🛡 概要
ClickFixの新たなバリエーションLightPerlGirlが発見され、ユーザーを巧妙に攻撃する手法が注目されています。このマルウェアは、ソーシャルエンジニアリングを用いて、ユーザー自身のデバイスにLOLBINSマルウェアをロードさせる仕組みを採用しています。特に、PowerShellを利用した実行がメモリ内で行われるため、ClickFixマルウェアの存在は見逃されやすくなっています。2025年6月13日、Todylの研究者たちは、以前には見られなかったClickFixバリエーションを発見しました。これは、妥協されたWordPress旅行サイトで、従来のウォーターホール攻撃に使用されていました。
🔍 技術詳細
訪問者がガラパゴスへの休暇を求めてサイトを訪れると、CloudflareのCAPTCHAセキュリティプロセスの一部であるかのように見えるポップアップダイアログが表示されます。このソーシャルエンジニアリングの手法は新しいものではなく、6月初旬にSlashNextによって報告されたバリエーションと類似しています。ユーザーは「Windows + R」を押し、「CTRL + V」、そして「OK」をクリックするよう要求されます。この時点で、妥協されたウェブサイトは、ユーザーのクリップボードに最初のPowerShellコマンドをロードしています。最初のコマンドは高度に難読化されており、訪問者が一瞬でも見ることがあっても、認識できない可能性が高いです。
⚠ 影響
このコマンドはPowerShellのinvoke-RestMethodを利用して、別のC2ドメイン(cmbkz8kz1000108k2carjewzf[.]info)にリンクします。C2からの応答は、PowerShellのInvoke-Expressionによって実行されます。Todylの研究者はこのClickFixを発見し、最終的に配信されるマルウェアペイロードはLummaインフォステーラーであることを確認しました。この攻撃の影響は、個人のPCが企業ネットワークへのアクセス手段として利用される可能性がある点にあります。特に、裕福な個人や企業の役員が無自覚にインフォステーラーに感染するリスクが高まります。
🛠 対策
PowerShellの悪用は最新のセキュリティツールによって検出可能ですが、ClickFixはこれを回避しようとしています。ウォーターホール攻撃は、特定のターゲットを狙ったものではなく、誰がサイトを訪れて感染するかを制御できません。

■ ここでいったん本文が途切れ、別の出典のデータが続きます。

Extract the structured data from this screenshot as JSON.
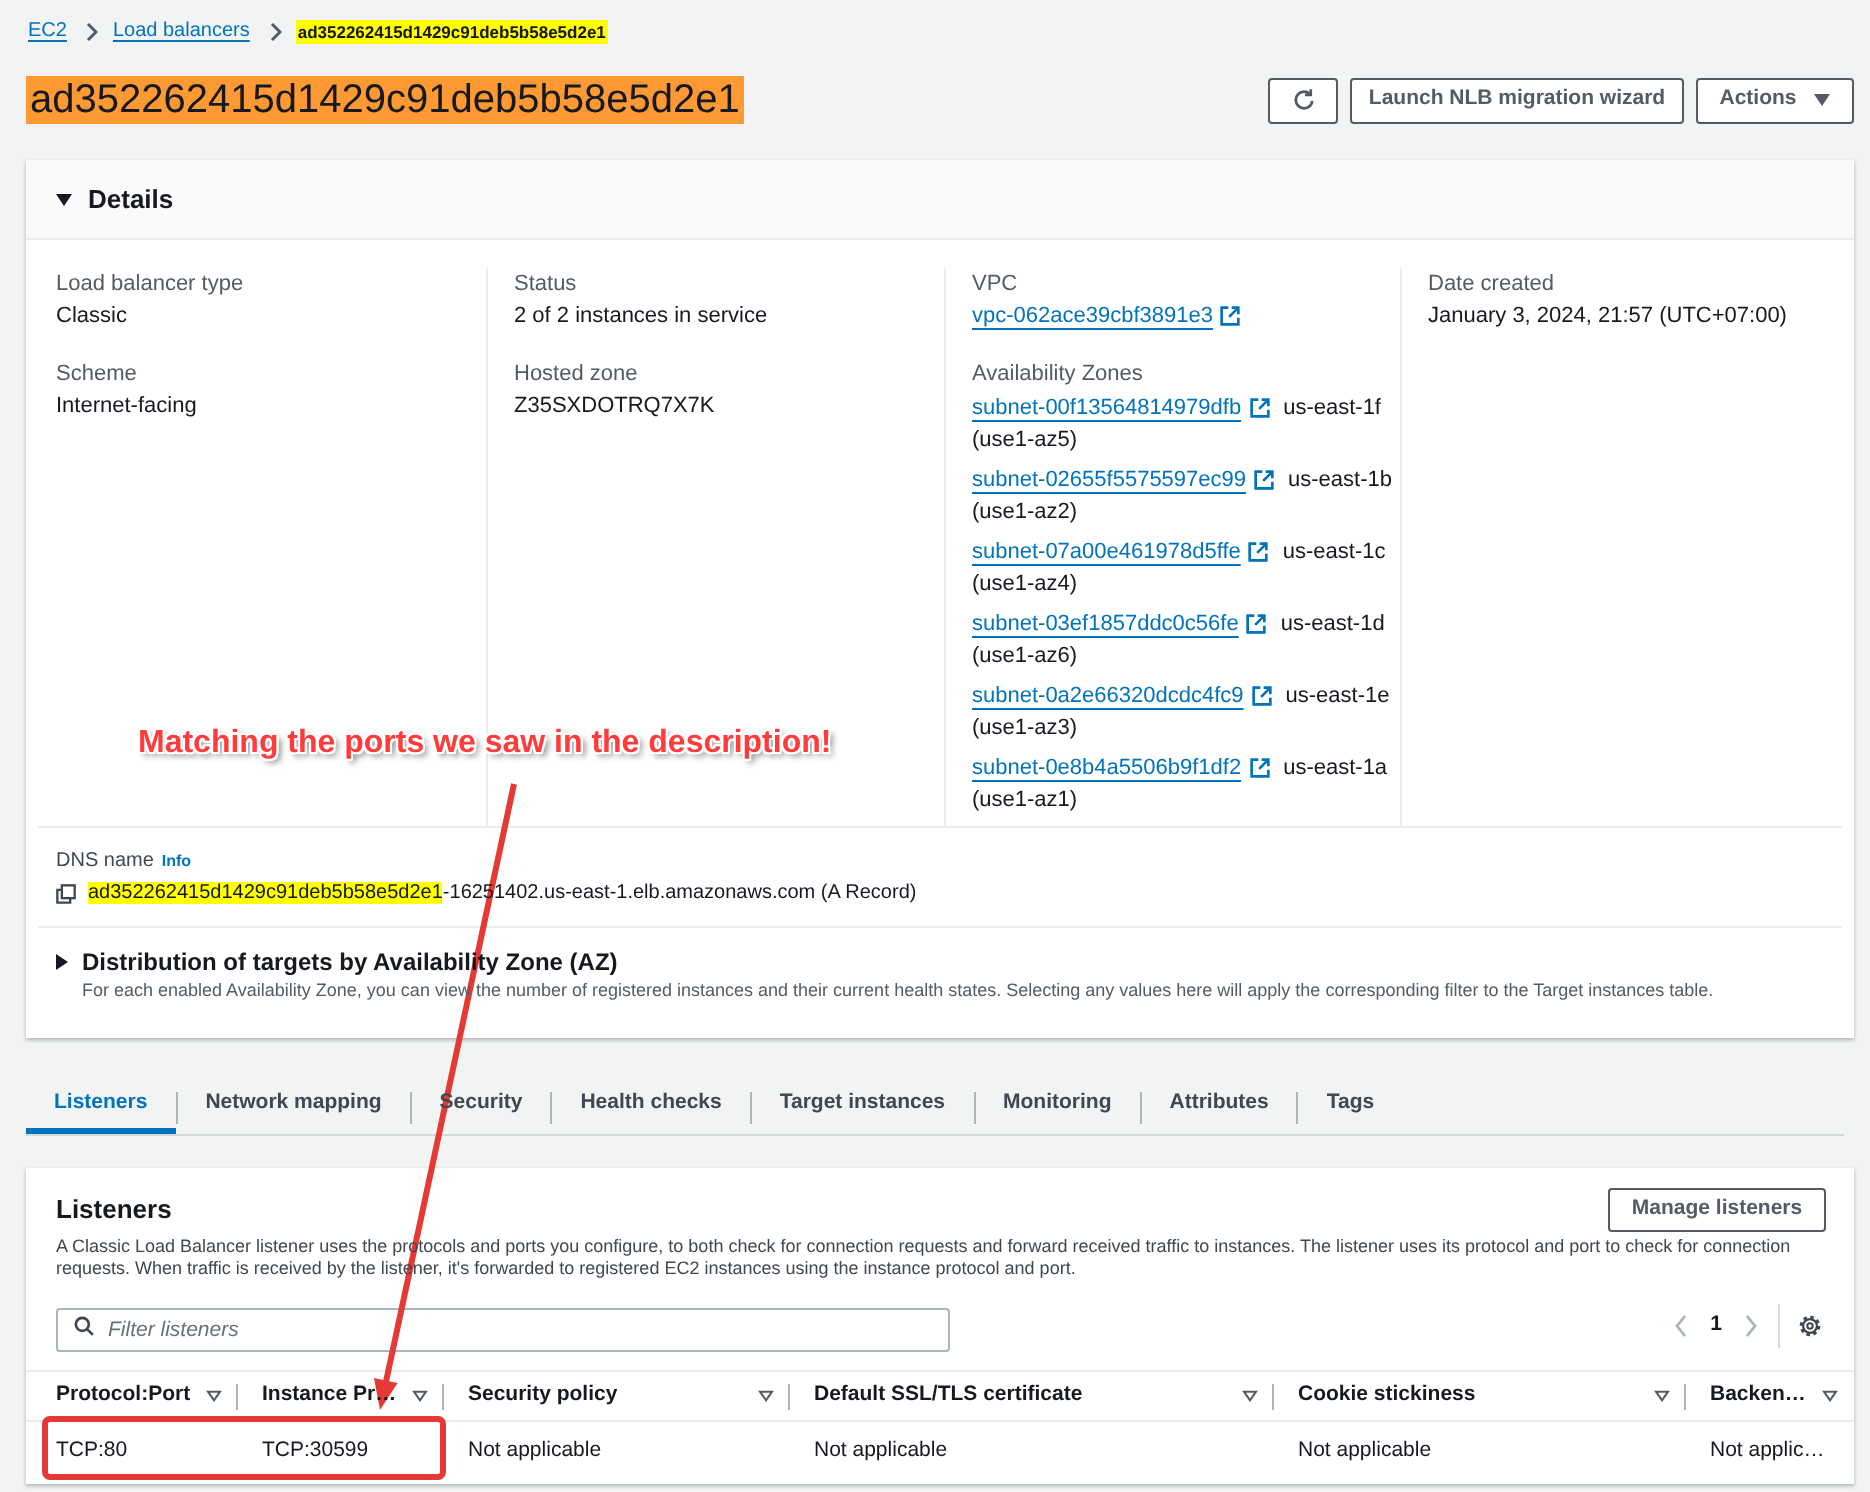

しかし、妥協された旅行サイトを利用することで、高額な休暇を求める裕福な個人を引き付けることができます。このような個人のPCは、最新のEDRによって保護されていないことが多く、ClickFixのLOLBINSの使用が見逃される可能性があります。企業は、従業員の個人デバイスが悪用されるリスクを認識し、適切なセキュリティ対策を講じる必要があります。